Of course, these SSDs are backward compatible; thus, PCIe 3.0 will work as well; however, the interconnect is halved in bandwidth by generation, and that this has a large effect on performance. The latest Windows 10 and soon 11 iteration has an up-to-date NVMe 1.4 protocol driver natively, so it is unnecessary to install a 3rd party driver. You are strongly recommended to have the latest BIOS firmware of your motherboard up to date though.
Typically we advise you to seat the SSD under a motherboard heatsink and hide it away. If your motherboard does not offer that, please use the supplied and preinstalled heatsink. The compact M.2 2280 form factor ensures compatibility with the next-generation desktop and mobile platforms that support the M.2 PCIe slot and interface.
The opposing side has a label that has all of the usual suspects: drive capacity, certifications, and production data. To help dissipate heat and keep the drive nice and cool during intensive use cases, the drive itself has a graphene heat sink patch you'll need to apply.
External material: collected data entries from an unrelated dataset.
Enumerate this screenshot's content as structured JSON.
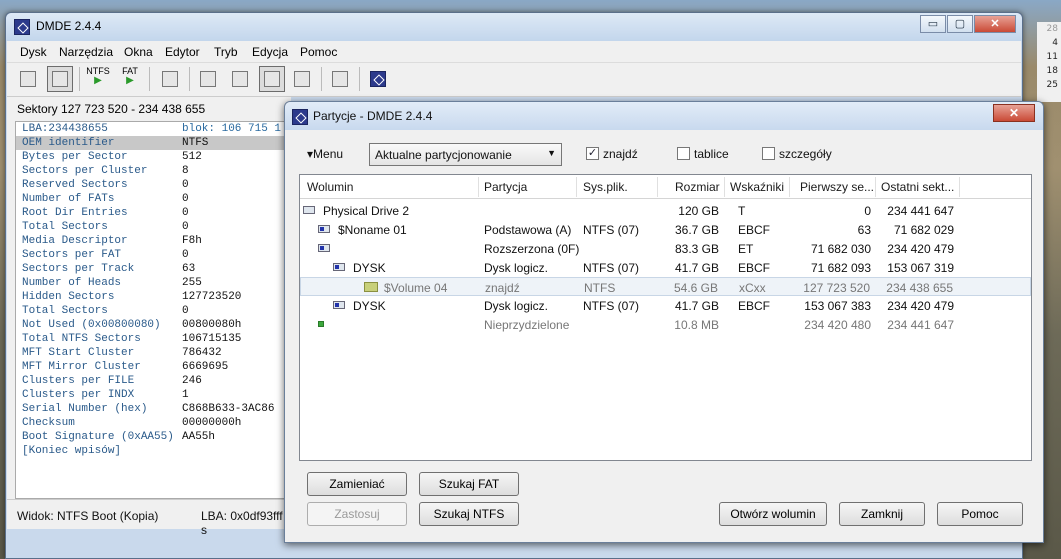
{
  "main_window": {
    "title": "DMDE 2.4.4",
    "controls": {
      "minimize": "▭",
      "maximize": "▢",
      "close": "✕"
    },
    "menu": [
      "Dysk",
      "Narzędzia",
      "Okna",
      "Edytor",
      "Tryb",
      "Edycja",
      "Pomoc"
    ],
    "toolbar": {
      "ntfs_label": "NTFS",
      "fat_label": "FAT",
      "arrow": "▶"
    },
    "sectors_header": "Sektory 127 723 520 - 234 438 655",
    "hex_header": {
      "lba": "LBA:234438655",
      "blok": "blok: 106 715 1"
    },
    "boot_fields": [
      {
        "key": "OEM identifier",
        "value": "NTFS"
      },
      {
        "key": "Bytes per Sector",
        "value": "512"
      },
      {
        "key": "Sectors per Cluster",
        "value": "8"
      },
      {
        "key": "Reserved Sectors",
        "value": "0"
      },
      {
        "key": "Number of FATs",
        "value": "0"
      },
      {
        "key": "Root Dir Entries",
        "value": "0"
      },
      {
        "key": "Total Sectors",
        "value": "0"
      },
      {
        "key": "Media Descriptor",
        "value": "F8h"
      },
      {
        "key": "Sectors per FAT",
        "value": "0"
      },
      {
        "key": "Sectors per Track",
        "value": "63"
      },
      {
        "key": "Number of Heads",
        "value": "255"
      },
      {
        "key": "Hidden Sectors",
        "value": "127723520"
      },
      {
        "key": "Total Sectors",
        "value": "0"
      },
      {
        "key": "Not Used (0x00800080)",
        "value": "00800080h"
      },
      {
        "key": "Total NTFS Sectors",
        "value": "106715135"
      },
      {
        "key": "MFT Start Cluster",
        "value": "786432"
      },
      {
        "key": "MFT Mirror Cluster",
        "value": "6669695"
      },
      {
        "key": "Clusters per FILE",
        "value": "246"
      },
      {
        "key": "Clusters per INDX",
        "value": "1"
      },
      {
        "key": "Serial Number (hex)",
        "value": "C868B633-3AC86"
      },
      {
        "key": "Checksum",
        "value": "00000000h"
      },
      {
        "key": "Boot Signature (0xAA55)",
        "value": "AA55h"
      },
      {
        "key": "[Koniec wpisów]",
        "value": ""
      }
    ],
    "status": {
      "view": "Widok: NTFS Boot (Kopia)",
      "lba": "LBA: 0x0df93fff s"
    }
  },
  "calendar": [
    "28",
    "4",
    "11",
    "18",
    "25"
  ],
  "dialog": {
    "title": "Partycje - DMDE 2.4.4",
    "close": "✕",
    "menu_button": "▾Menu",
    "mode_select": "Aktualne partycjonowanie",
    "checkboxes": [
      {
        "label": "znajdź",
        "checked": true
      },
      {
        "label": "tablice",
        "checked": false
      },
      {
        "label": "szczegóły",
        "checked": false
      }
    ],
    "columns": [
      "Wolumin",
      "Partycja",
      "Sys.plik.",
      "Rozmiar",
      "Wskaźniki",
      "Pierwszy se...",
      "Ostatni sekt..."
    ],
    "rows": [
      {
        "name": "Physical Drive 2",
        "part": "",
        "fs": "",
        "size": "120 GB",
        "flags": "T",
        "first": "0",
        "last": "234 441 647",
        "icon": "drive-icon"
      },
      {
        "name": "$Noname 01",
        "part": "Podstawowa (A)",
        "fs": "NTFS (07)",
        "size": "36.7 GB",
        "flags": "EBCF",
        "first": "63",
        "last": "71 682 029",
        "icon": "partition-icon"
      },
      {
        "name": "",
        "part": "Rozszerzona  (0F)",
        "fs": "",
        "size": "83.3 GB",
        "flags": "ET",
        "first": "71 682 030",
        "last": "234 420 479",
        "icon": "partition-icon"
      },
      {
        "name": "DYSK",
        "part": "Dysk logicz.",
        "fs": "NTFS (07)",
        "size": "41.7 GB",
        "flags": "EBCF",
        "first": "71 682 093",
        "last": "153 067 319",
        "icon": "partition-icon"
      },
      {
        "name": "$Volume 04",
        "part": "znajdź",
        "fs": "NTFS",
        "size": "54.6 GB",
        "flags": "xCxx",
        "first": "127 723 520",
        "last": "234 438 655",
        "icon": "folder-icon"
      },
      {
        "name": "DYSK",
        "part": "Dysk logicz.",
        "fs": "NTFS (07)",
        "size": "41.7 GB",
        "flags": "EBCF",
        "first": "153 067 383",
        "last": "234 420 479",
        "icon": "partition-icon"
      },
      {
        "name": "",
        "part": "Nieprzydzielone",
        "fs": "",
        "size": "10.8 MB",
        "flags": "",
        "first": "234 420 480",
        "last": "234 441 647",
        "icon": "free-space-icon"
      }
    ],
    "buttons": {
      "swap": "Zamieniać",
      "search_fat": "Szukaj FAT",
      "apply": "Zastosuj",
      "search_ntfs": "Szukaj NTFS",
      "open_volume": "Otwórz wolumin",
      "close": "Zamknij",
      "help": "Pomoc"
    }
  }
}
The 80 on 2280 is short for 80mm, aka, the PCB length, and 2280, you guessed it now .. 22mm for its width. It really is that simple. Here the backside after removing the heat spreader. It has four NAND chips and a DRAM IC on this side. That's similar on the front side, so a total of four NAND ICs are applied, each thus capable of holding 1024 MB of data depending on volume size.
Count them along with me, that's 2 NAND chips on each side for 4 TB of storage, yeah, this is Microns new 176-layer TLC based and, holding 1TB per IC. Spotted on either side, one DRAM chip (2x1024MB). Combined with Pseudo SLC provisioned buffers, these will fight off any QLC/TLC write holes.
Here we see the Phison 5018-E18 controller, by now a familiar product that has been revised and refined quite a bit in the past year. 8-channels capable, so it certainly can deliver. Should you like to mount the SSD in a motherboard slot with its own heatsink, the patch can be easily (re)moved with a flat head screwdriver. Team includes proper thermal padding that will actually help cool down NAND and controller. The backside, though, also has NAND chips; as stated these are not cooled.